De taalterm van deze week, back-formation, houdt wel van een dansje. Gewoon saai steeds een stapje vooruit, dat gaat toch snel een beetje vervelen, vindt hij. Nee, veel liever maakt hij een zijsprongetje, of zelfs een hele pas terug. Want zeg nou zelf: een wals is toch veel mooier dan een mars?
Definitie
Back-formation of terugvorming of retrograde vorming is een taalproces waarbij een nieuw woord ontstaat op basis van een andere term door een affix (meestal een voor- of achtervoegsel) of een vermeend affix weg te laten.
Oké, niet gillend wegrennen. Dat klink enorm technisch, maar het is niet moeilijk. Wat je moet onthouden is dat de volgorde van woordvorming is omgekeerd.
Meestal begin je bij een basiswoord, een lexeem. Zeg: bak. Daar kun je andere woorden van afleiden door er een affix aan te plakken. Dat kan met de affix aan het eind (bakken, bakker, bakte), aan het begin (gebak, opbak), of beide (gebakjes).

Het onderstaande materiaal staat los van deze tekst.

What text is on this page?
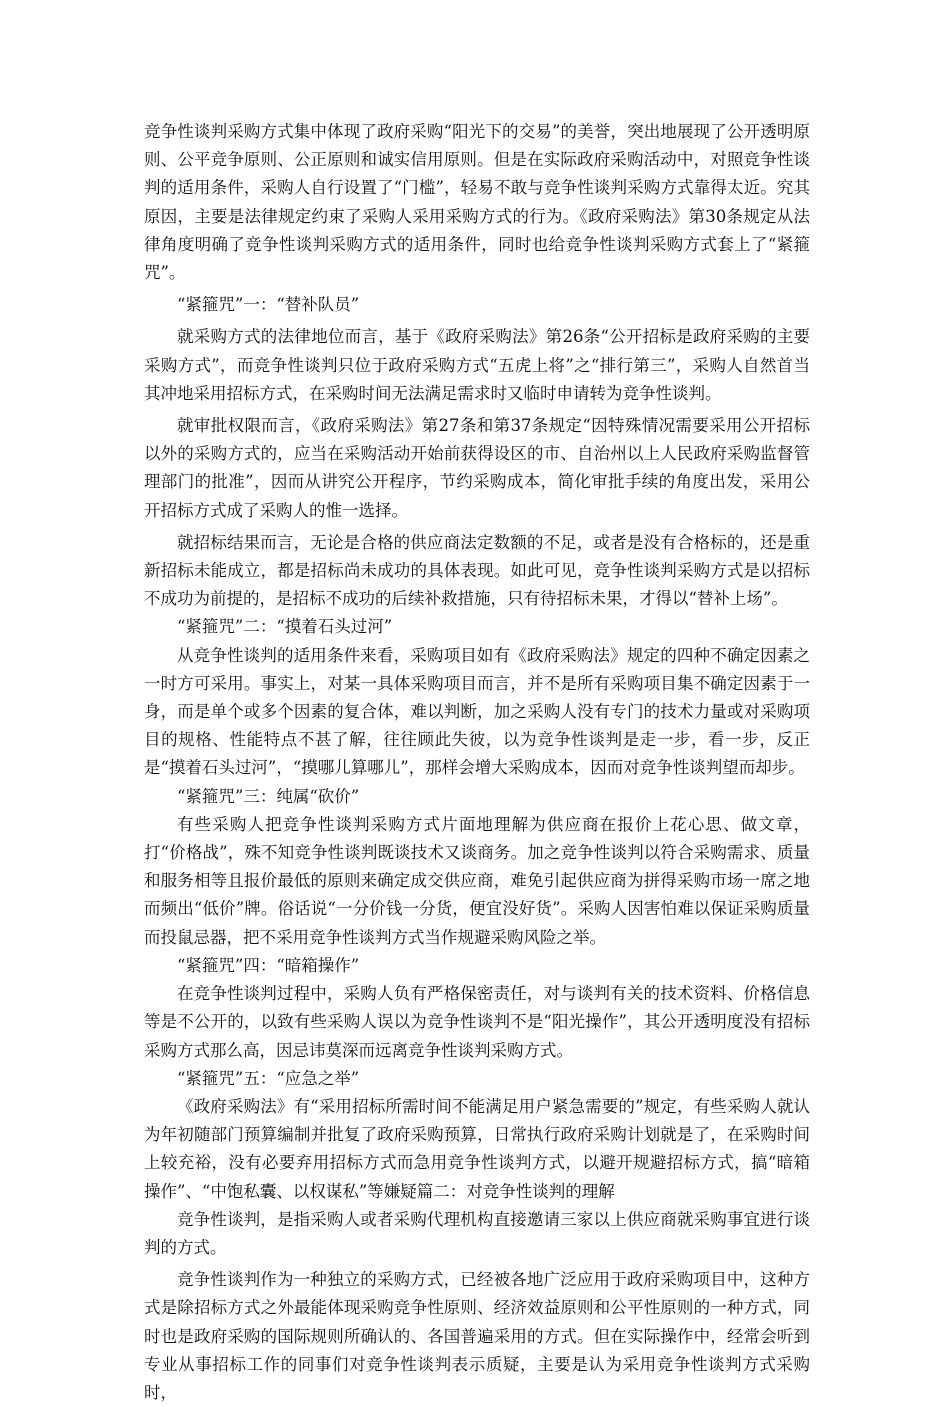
竞争性谈判采购方式集中体现了政府采购“阳光下的交易”的美誉，突出地展现了公开透明原则、公平竞争原则、公正原则和诚实信用原则。但是在实际政府采购活动中，对照竞争性谈判的适用条件，采购人自行设置了“门槛”，轻易不敢与竞争性谈判采购方式靠得太近。究其原因，主要是法律规定约束了采购人采用采购方式的行为。《政府采购法》第30条规定从法律角度明确了竞争性谈判采购方式的适用条件，同时也给竞争性谈判采购方式套上了“紧箍咒”。

“紧箍咒”一：“替补队员”

就采购方式的法律地位而言，基于《政府采购法》第26条“公开招标是政府采购的主要采购方式”，而竞争性谈判只位于政府采购方式“五虎上将”之“排行第三”，采购人自然首当其冲地采用招标方式，在采购时间无法满足需求时又临时申请转为竞争性谈判。

就审批权限而言，《政府采购法》第27条和第37条规定“因特殊情况需要采用公开招标以外的采购方式的，应当在采购活动开始前获得设区的市、自治州以上人民政府采购监督管理部门的批准”，因而从讲究公开程序，节约采购成本，简化审批手续的角度出发，采用公开招标方式成了采购人的惟一选择。

就招标结果而言，无论是合格的供应商法定数额的不足，或者是没有合格标的，还是重新招标未能成立，都是招标尚未成功的具体表现。如此可见，竞争性谈判采购方式是以招标不成功为前提的，是招标不成功的后续补救措施，只有待招标未果，才得以“替补上场”。

“紧箍咒”二：“摸着石头过河”

从竞争性谈判的适用条件来看，采购项目如有《政府采购法》规定的四种不确定因素之一时方可采用。事实上，对某一具体采购项目而言，并不是所有采购项目集不确定因素于一身，而是单个或多个因素的复合体，难以判断，加之采购人没有专门的技术力量或对采购项目的规格、性能特点不甚了解，往往顾此失彼，以为竞争性谈判是走一步，看一步，反正是“摸着石头过河”，“摸哪儿算哪儿”，那样会增大采购成本，因而对竞争性谈判望而却步。

“紧箍咒”三：纯属“砍价”

有些采购人把竞争性谈判采购方式片面地理解为供应商在报价上花心思、做文章，打“价格战”，殊不知竞争性谈判既谈技术又谈商务。加之竞争性谈判以符合采购需求、质量和服务相等且报价最低的原则来确定成交供应商，难免引起供应商为拼得采购市场一席之地而频出“低价”牌。俗话说“一分价钱一分货，便宜没好货”。采购人因害怕难以保证采购质量而投鼠忌器，把不采用竞争性谈判方式当作规避采购风险之举。

“紧箍咒”四：“暗箱操作”

在竞争性谈判过程中，采购人负有严格保密责任，对与谈判有关的技术资料、价格信息等是不公开的，以致有些采购人误以为竞争性谈判不是“阳光操作”，其公开透明度没有招标采购方式那么高，因忌讳莫深而远离竞争性谈判采购方式。

“紧箍咒”五：“应急之举”

《政府采购法》有“采用招标所需时间不能满足用户紧急需要的”规定，有些采购人就认为年初随部门预算编制并批复了政府采购预算，日常执行政府采购计划就是了，在采购时间上较充裕，没有必要弃用招标方式而急用竞争性谈判方式，以避开规避招标方式，搞“暗箱操作”、“中饱私囊、以权谋私”等嫌疑篇二：对竞争性谈判的理解

竞争性谈判，是指采购人或者采购代理机构直接邀请三家以上供应商就采购事宜进行谈判的方式。

竞争性谈判作为一种独立的采购方式，已经被各地广泛应用于政府采购项目中，这种方式是除招标方式之外最能体现采购竞争性原则、经济效益原则和公平性原则的一种方式，同时也是政府采购的国际规则所确认的、各国普遍采用的方式。但在实际操作中，经常会听到专业从事招标工作的同事们对竞争性谈判表示质疑，主要是认为采用竞争性谈判方式采购时，
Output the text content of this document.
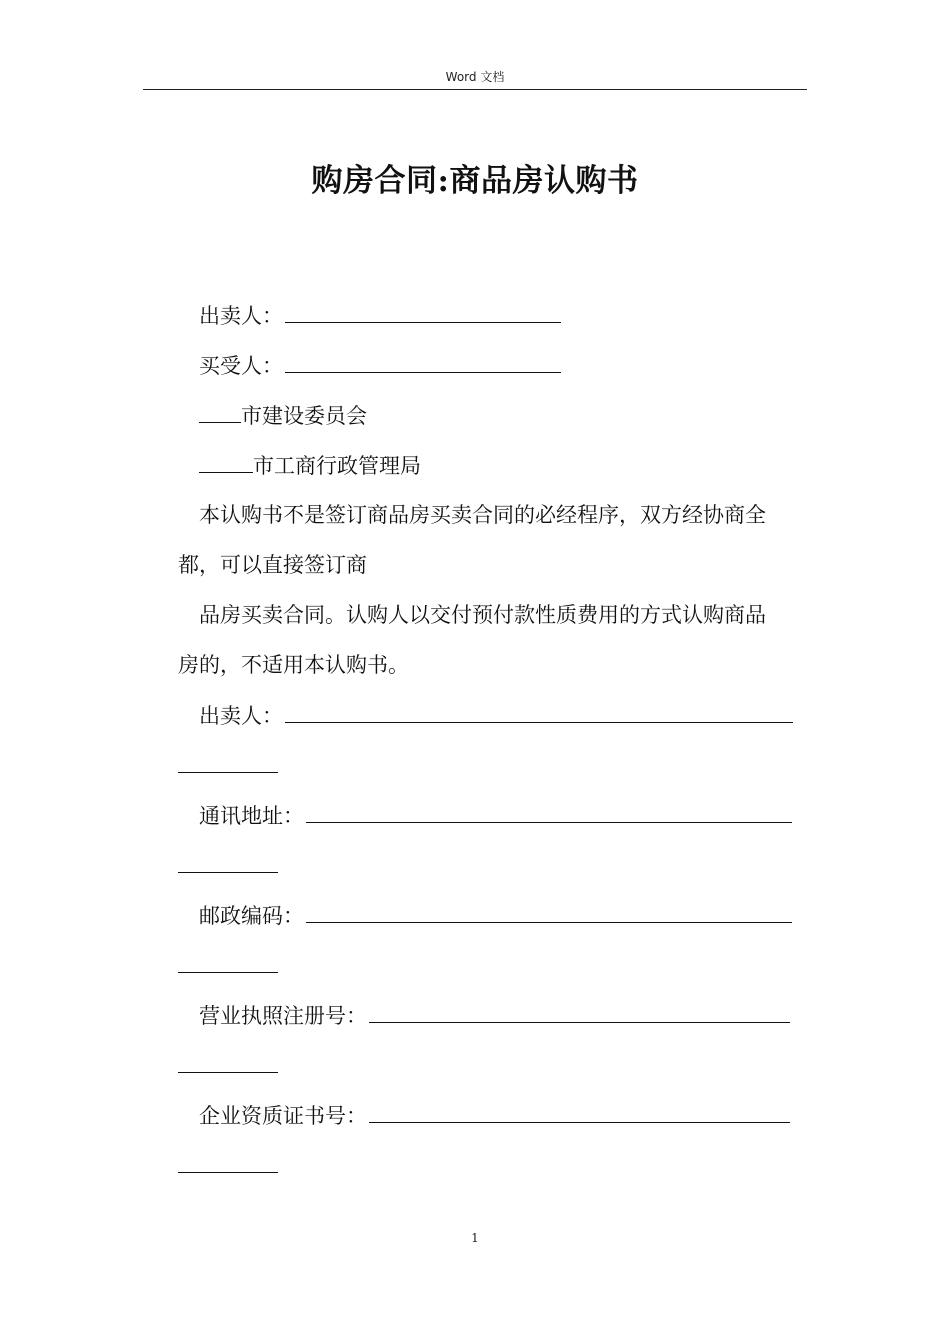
Word 文档
购房合同:商品房认购书
出卖人：
买受人：
市建设委员会
市工商行政管理局
本认购书不是签订商品房买卖合同的必经程序，双方经协商全
都，可以直接签订商
品房买卖合同。认购人以交付预付款性质费用的方式认购商品
房的，不适用本认购书。
出卖人：
通讯地址：
邮政编码：
营业执照注册号：
企业资质证书号：
1
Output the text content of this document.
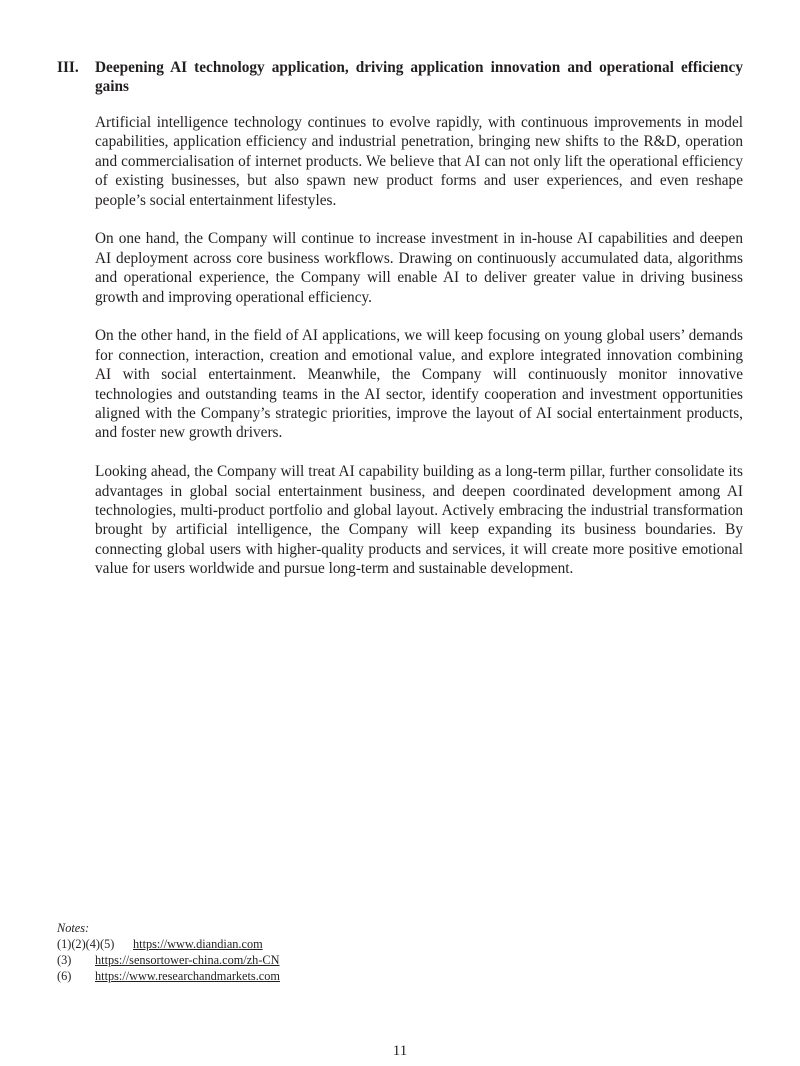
III.	Deepening AI technology application, driving application innovation and operational efficiency gains

Artificial intelligence technology continues to evolve rapidly, with continuous improvements in model capabilities, application efficiency and industrial penetration, bringing new shifts to the R&D, operation and commercialisation of internet products. We believe that AI can not only lift the operational efficiency of existing businesses, but also spawn new product forms and user experiences, and even reshape people’s social entertainment lifestyles.

On one hand, the Company will continue to increase investment in in-house AI capabilities and deepen AI deployment across core business workflows. Drawing on continuously accumulated data, algorithms and operational experience, the Company will enable AI to deliver greater value in driving business growth and improving operational efficiency.

On the other hand, in the field of AI applications, we will keep focusing on young global users’ demands for connection, interaction, creation and emotional value, and explore integrated innovation combining AI with social entertainment. Meanwhile, the Company will continuously monitor innovative technologies and outstanding teams in the AI sector, identify cooperation and investment opportunities aligned with the Company’s strategic priorities, improve the layout of AI social entertainment products, and foster new growth drivers.

Looking ahead, the Company will treat AI capability building as a long-term pillar, further consolidate its advantages in global social entertainment business, and deepen coordinated development among AI technologies, multi-product portfolio and global layout. Actively embracing the industrial transformation brought by artificial intelligence, the Company will keep expanding its business boundaries. By connecting global users with higher-quality products and services, it will create more positive emotional value for users worldwide and pursue long-term and sustainable development.

Notes:
(1)(2)(4)(5)	https://www.diandian.com
(3)	https://sensortower-china.com/zh-CN
(6)	https://www.researchandmarkets.com
11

Bij back-formation gebeurt precies het omgekeerde. Dan heeft een bestaand woord al een affix – of iets wat op een affix lijkt – en dan ontstaat er een nieuw woord als dat (vermeende) affix wegvalt.
Voorbeelden
Het Engelse woord voor raaf is raven, en in het Middelnederlands was ons woord voor raaf (let op: één raaf!) ook raven. Het was toen dus: één raven, twee ravens. Maar gaandeweg ging dat “raven” steeds meer als een meervoud klinken, met die -en aan het eind. En toen is het nieuwe enkelvoud raaf ontstaan, met raven als het nieuwe meervoud.
In het Engels vind je een soortgelijk voorbeeld met het woord cherry. In het Anglo-Normandisch (een aan het Frans verwante voorloper van het Engels) was het woord voor kers cherise. Denk aan het huidige Franse woord voor kers: cerise. Maar voor middeleeuwse Engelse oren begon dat cherise steeds meer als een meervoud te klinken, met die s‑klank aan het eind. En toen is het Middelengelse woord chery ontstaan (nu: cherry) als een nieuw, “teruggevormd” enkelvoud.
Een derde voorbeeld is nog volop in ontwikkeling. Het Engelse zelfstandig naamwoord supporter heeft in de eerste helft van de 20e eeuw de overstap gemaakt naar het Nederlands. Daarbij is een nieuw werkwoord gevormd door er het Nederlandse affix -en aan te plakken: supporteren. Maar inmiddels heeft de back-formation supporten (die nog niet in Van Dale staat!) de overhand, en begint “supporteren” wat overdreven en knullig te klinken.
Etymologie
De term back-formation (of terugvorming) legt zichzelf min of meer uit:
- back (terug, achterwaarts) + formation (vorming, totstandkoming)
Weetje
Het “normale” proces waarbij affixen aan een lexeem worden vastgeplakt heeft ook een fancy naam: agglutinatie.